Wire the FlashRank reranker subsystem from #1005 into Document-RAG: after
vector retrieval, over-fetch a wider candidate pool, rerank with the
cross-encoder, and keep the top doc_limit chunks for synthesis.
Per maintainer review, the fetch and select sizes are two caller-controlled
limits rather than one internal heuristic:
- doc_limit: chunks selected into the synthesis prompt (unchanged meaning).
- fetch_limit: candidate pool pulled from the vector store before reranking.
0 = derive (OVERFETCH_FACTOR x doc_limit); values below doc_limit are
raised to it. Lets the caller control how hard the reranker has to work.
Details:
- schema: DocumentRagQuery.fetch_limit (additive, backward compatible).
- document_rag.py / rag.py: fetch_limit resolved in the processor (mirrors
doc_limit); the core applies the heuristic default and derives synthesis
provenance from the chunk-selection focus when reranking ran.
- provenance: tg:ChunkSelection focus stage (mirrors tg:EdgeSelection).
- request translator + client SDKs + CLI: fetch-limit / --fetch-limit,
threaded exactly like doc_limit and the GraphRAG limits.

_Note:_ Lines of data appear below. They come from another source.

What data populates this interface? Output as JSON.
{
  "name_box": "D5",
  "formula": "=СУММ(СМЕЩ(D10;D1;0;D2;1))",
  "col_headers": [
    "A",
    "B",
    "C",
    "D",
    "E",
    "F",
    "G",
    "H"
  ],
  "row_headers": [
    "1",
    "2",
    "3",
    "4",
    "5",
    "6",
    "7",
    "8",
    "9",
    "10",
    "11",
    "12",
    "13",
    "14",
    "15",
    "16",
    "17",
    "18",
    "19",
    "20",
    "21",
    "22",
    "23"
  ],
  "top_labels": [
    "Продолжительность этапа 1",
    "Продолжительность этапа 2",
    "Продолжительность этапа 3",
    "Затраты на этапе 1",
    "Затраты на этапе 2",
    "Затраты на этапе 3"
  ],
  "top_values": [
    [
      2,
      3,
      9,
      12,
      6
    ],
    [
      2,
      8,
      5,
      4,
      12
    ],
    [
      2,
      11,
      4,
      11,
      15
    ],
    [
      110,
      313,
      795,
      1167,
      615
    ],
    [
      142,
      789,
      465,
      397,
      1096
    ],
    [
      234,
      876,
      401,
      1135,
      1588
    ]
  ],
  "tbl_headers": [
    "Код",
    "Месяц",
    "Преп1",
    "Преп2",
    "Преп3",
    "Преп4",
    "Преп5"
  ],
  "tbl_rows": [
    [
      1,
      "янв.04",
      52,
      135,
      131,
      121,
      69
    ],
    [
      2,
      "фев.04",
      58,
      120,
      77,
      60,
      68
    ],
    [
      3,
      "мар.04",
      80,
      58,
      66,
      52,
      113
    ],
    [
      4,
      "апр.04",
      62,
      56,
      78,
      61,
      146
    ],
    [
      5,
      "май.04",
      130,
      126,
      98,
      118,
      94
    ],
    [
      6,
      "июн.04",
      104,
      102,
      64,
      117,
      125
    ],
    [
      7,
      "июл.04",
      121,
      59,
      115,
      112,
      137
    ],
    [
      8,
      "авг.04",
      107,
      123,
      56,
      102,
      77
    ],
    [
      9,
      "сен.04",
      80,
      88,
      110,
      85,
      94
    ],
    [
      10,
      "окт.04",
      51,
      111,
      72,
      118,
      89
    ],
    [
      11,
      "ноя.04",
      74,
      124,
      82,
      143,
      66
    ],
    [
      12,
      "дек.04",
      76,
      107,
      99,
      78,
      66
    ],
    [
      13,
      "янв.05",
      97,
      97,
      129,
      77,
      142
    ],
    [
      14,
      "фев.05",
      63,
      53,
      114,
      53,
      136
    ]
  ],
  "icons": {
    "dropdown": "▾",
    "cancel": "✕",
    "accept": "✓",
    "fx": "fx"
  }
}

- tests: no-op identity, over-fetch/narrow, explicit fetch_limit, heuristic
default, floor-at-doc_limit, provenance lineage, cross-repo topic wiring.
Reranking is skipped byte-identically when no reranker role is wired.
Requires the companion trustgraph-templates change wiring the reranker
topics into the document-rag flow (mirrors #279 for GraphRAG).